Con la classificazione dell’OMS di “disturbo da gioco” come condizione di salute mentale, la dipendenza da videogiochi è diventata un problema più grande di prima?

I giochi sono oggi più popolari che mai e sono particolarmente apprezzati da adolescenti e giovani adulti che ne sono dipendenti per la maggior parte del tempo. Infatti, l’Organizzazione Mondiale della Sanità (OMS) ora riconosce il “disturbo del gioco d’azzardo” come una condizione di salute mentale nella Classificazione Internazionale delle Malattie e lo ha inserito nella stessa categoria dell’abuso di sostanze e della dipendenza dal gioco. .

Tuttavia, questo non ha impedito ad adolescenti e giovani di trascorrere sempre più tempo giocando ai videogiochi. Si è persino rivelato problematico, come in questo caso, in cui un quindicenne di Bengaluru, in India, sta ricevendo cure per la sua dipendenza dal gioco online PlayerUnknown’s Battlegrounds (PUBG).

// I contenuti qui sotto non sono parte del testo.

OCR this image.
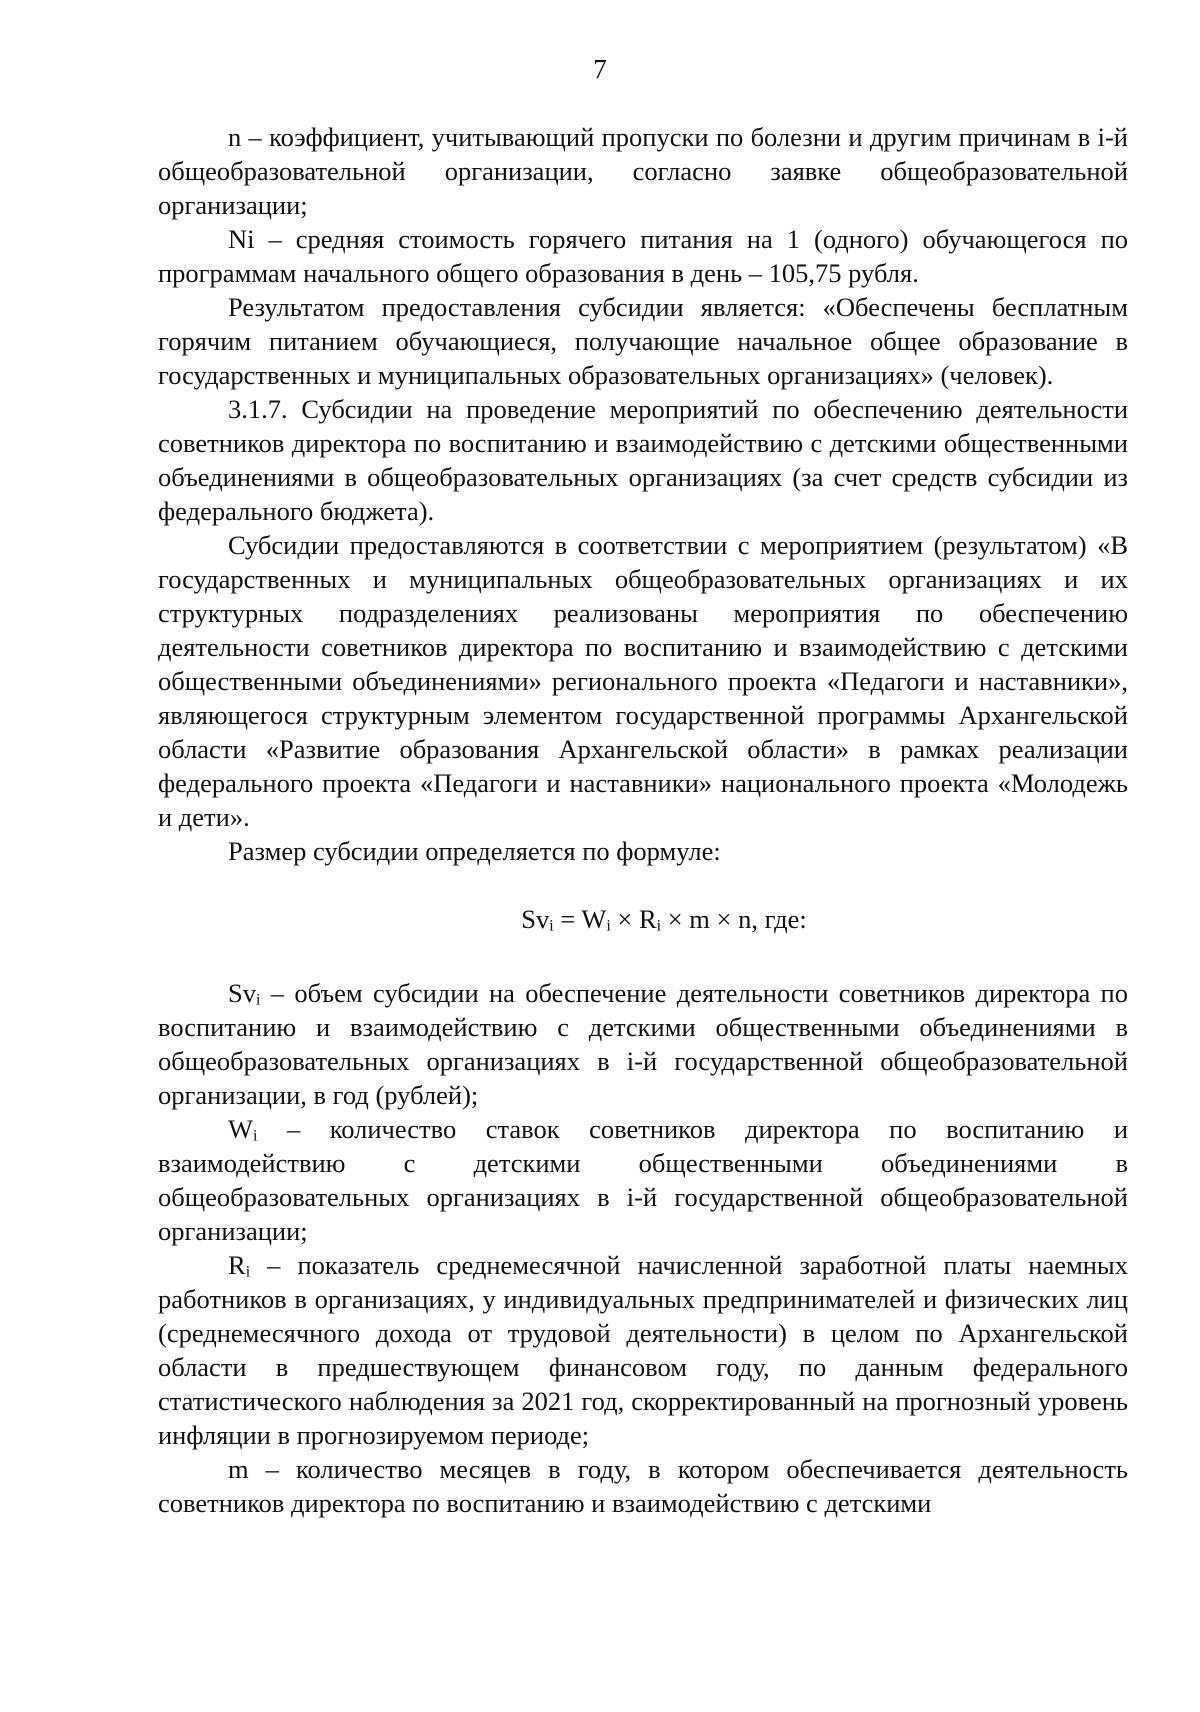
7

n – коэффициент, учитывающий пропуски по болезни и другим причинам в i-й общеобразовательной организации, согласно заявке общеобразовательной организации;

Ni – средняя стоимость горячего питания на 1 (одного) обучающегося по программам начального общего образования в день – 105,75 рубля.

Результатом предоставления субсидии является: «Обеспечены бесплатным горячим питанием обучающиеся, получающие начальное общее образование в государственных и муниципальных образовательных организациях» (человек).

3.1.7. Субсидии на проведение мероприятий по обеспечению деятельности советников директора по воспитанию и взаимодействию с детскими общественными объединениями в общеобразовательных организациях (за счет средств субсидии из федерального бюджета).

Субсидии предоставляются в соответствии с мероприятием (результатом) «В государственных и муниципальных общеобразовательных организациях и их структурных подразделениях реализованы мероприятия по обеспечению деятельности советников директора по воспитанию и взаимодействию с детскими общественными объединениями» регионального проекта «Педагоги и наставники», являющегося структурным элементом государственной программы Архангельской области «Развитие образования Архангельской области» в рамках реализации федерального проекта «Педагоги и наставники» национального проекта «Молодежь и дети».

Размер субсидии определяется по формуле:

$Sv_i = W_i \times R_i \times m \times n$, где:

$Sv_i$ – объем субсидии на обеспечение деятельности советников директора по воспитанию и взаимодействию с детскими общественными объединениями в общеобразовательных организациях в i-й государственной общеобразовательной организации, в год (рублей);

$W_i$ – количество ставок советников директора по воспитанию и взаимодействию с детскими общественными объединениями в общеобразовательных организациях в i-й государственной общеобразовательной организации;

$R_i$ – показатель среднемесячной начисленной заработной платы наемных работников в организациях, у индивидуальных предпринимателей и физических лиц (среднемесячного дохода от трудовой деятельности) в целом по Архангельской области в предшествующем финансовом году, по данным федерального статистического наблюдения за 2021 год, скорректированный на прогнозный уровень инфляции в прогнозируемом периоде;

m – количество месяцев в году, в котором обеспечивается деятельность советников директора по воспитанию и взаимодействию с детскими
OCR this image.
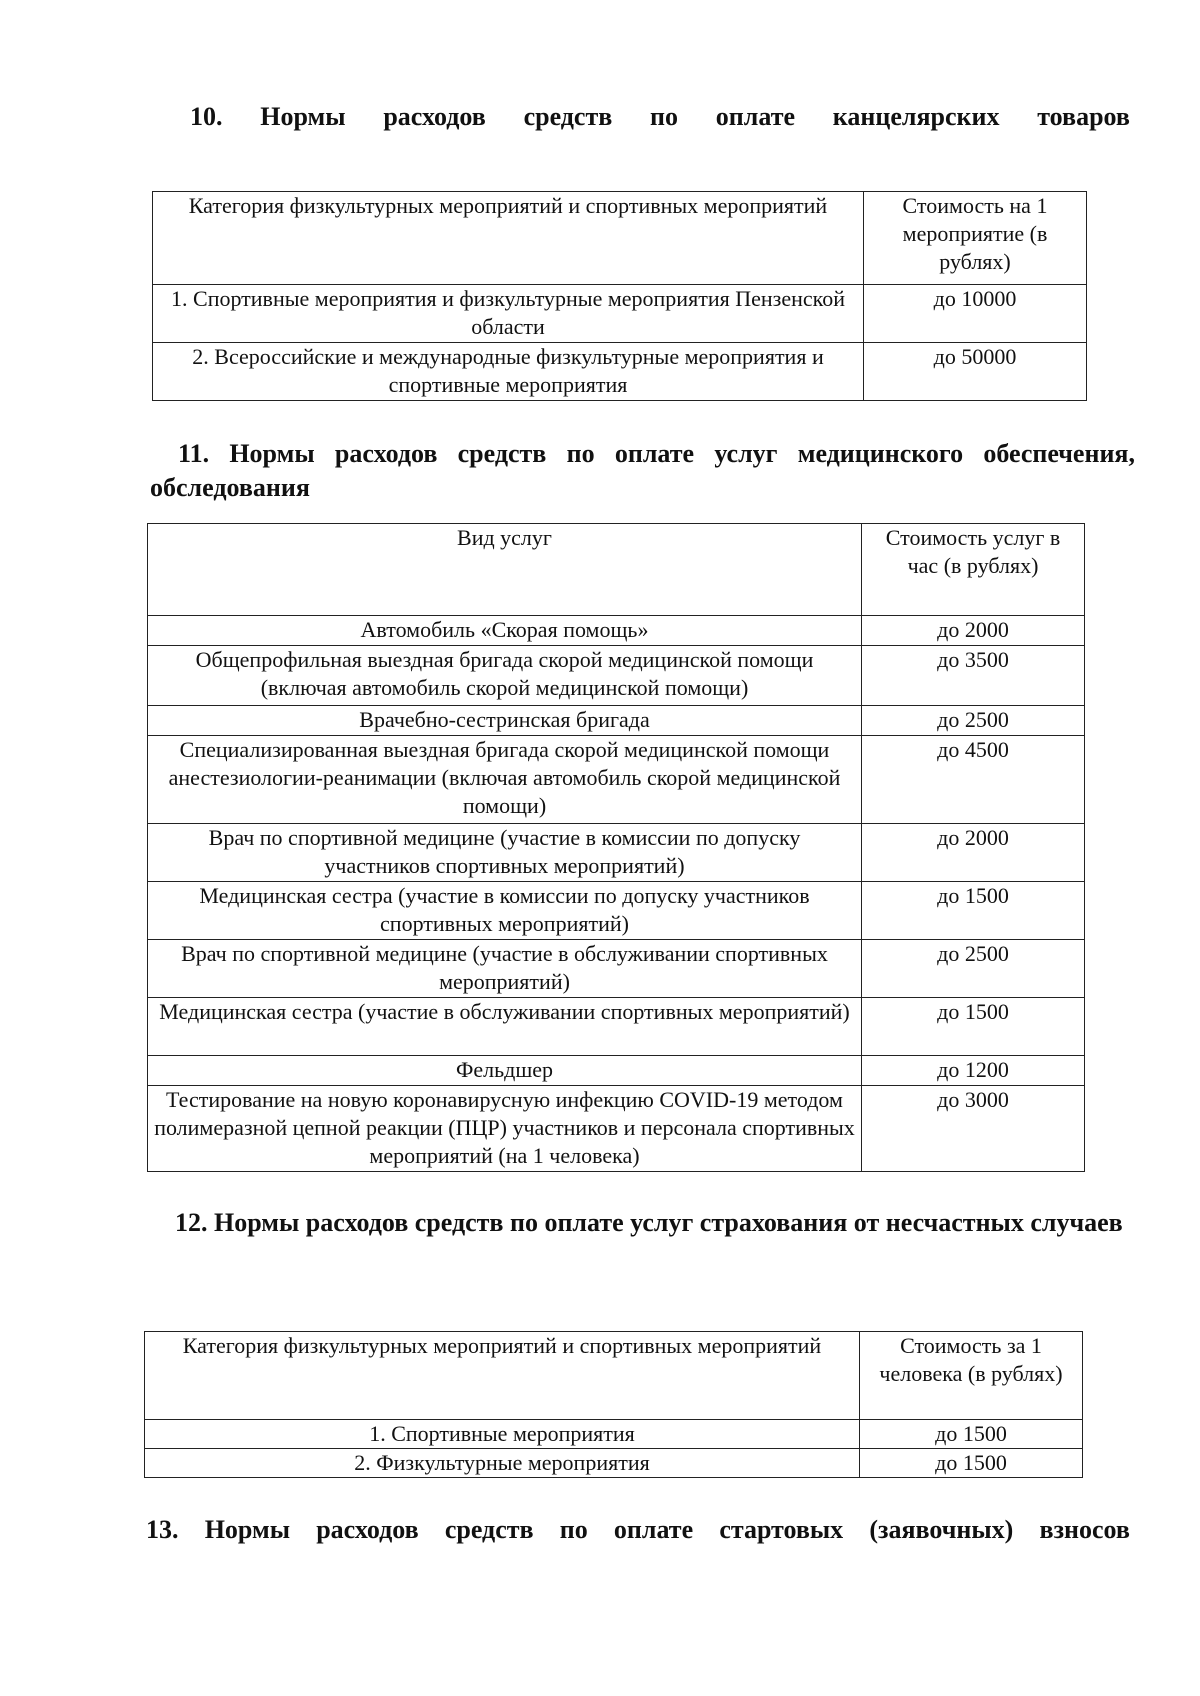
10. Нормы расходов средств по оплате канцелярских товаров
Категория физкультурных мероприятий и спортивных мероприятий	Стоимость на 1 мероприятие (в рублях)
1. Спортивные мероприятия и физкультурные мероприятия Пензенской области	до 10000
2. Всероссийские и международные физкультурные мероприятия и спортивные мероприятия	до 50000
11. Нормы расходов средств по оплате услуг медицинского обеспечения, обследования
Вид услуг	Стоимость услуг в час (в рублях)
Автомобиль «Скорая помощь»	до 2000
Общепрофильная выездная бригада скорой медицинской помощи (включая автомобиль скорой медицинской помощи)	до 3500
Врачебно-сестринская бригада	до 2500
Специализированная выездная бригада скорой медицинской помощи анестезиологии-реанимации (включая автомобиль скорой медицинской помощи)	до 4500
Врач по спортивной медицине (участие в комиссии по допуску участников спортивных мероприятий)	до 2000
Медицинская сестра (участие в комиссии по допуску участников спортивных мероприятий)	до 1500
Врач по спортивной медицине (участие в обслуживании спортивных мероприятий)	до 2500
Медицинская сестра (участие в обслуживании спортивных мероприятий)	до 1500
Фельдшер	до 1200
Тестирование на новую коронавирусную инфекцию COVID-19 методом полимеразной цепной реакции (ПЦР) участников и персонала спортивных мероприятий (на 1 человека)	до 3000
12. Нормы расходов средств по оплате услуг страхования от несчастных случаев
Категория физкультурных мероприятий и спортивных мероприятий	Стоимость за 1 человека (в рублях)
1. Спортивные мероприятия	до 1500
2. Физкультурные мероприятия	до 1500
13. Нормы расходов средств по оплате стартовых (заявочных) взносов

Per chi non lo sapesse, il popolare gioco PlayerUnknown’s Battlegrounds o PUBG creato a dicembre dello scorso anno è stato scaricato più di 50 milioni di volte. È stato il terzo gioco più popolare a giugno, anche sette mesi dopo la sua uscita. È disponibile su PC, Android e iOS. PUBG è basato sull’epico film Battle Royale del 2000. Inizia con 100 giocatori che si paracadutano da un aereo a una grande isola, dove cercano armi e si preparano per un brutale combattimento all’ultimo sangue mentre i giocatori sopravvissuti si avvicinano al centro dell’isola. I giocatori possono scegliere diversi Mod per combattere il nemico ed essere vittoriosi. Il gioco è molto difficile e il vincitore di PUBG è l’ultimo in piedi.

Apparentemente, il quindicenne che studiava la Classe 10 era così immerso nel gioco di PUBG, che è rimasto sveglio fino alle 2-3 del mattino giocando e spesso ha perso la scuola perché si è svegliato tardi, riporta l’Hindustan Times. I suoi genitori preoccupati lo hanno portato alla clinica SHUT (Service for Healthy Use of Technology), situata presso l’Istituto nazionale di salute mentale e neuroscienze (NIMHANS), che aiuta le persone ad affrontare le dipendenze basate sulla tecnologia.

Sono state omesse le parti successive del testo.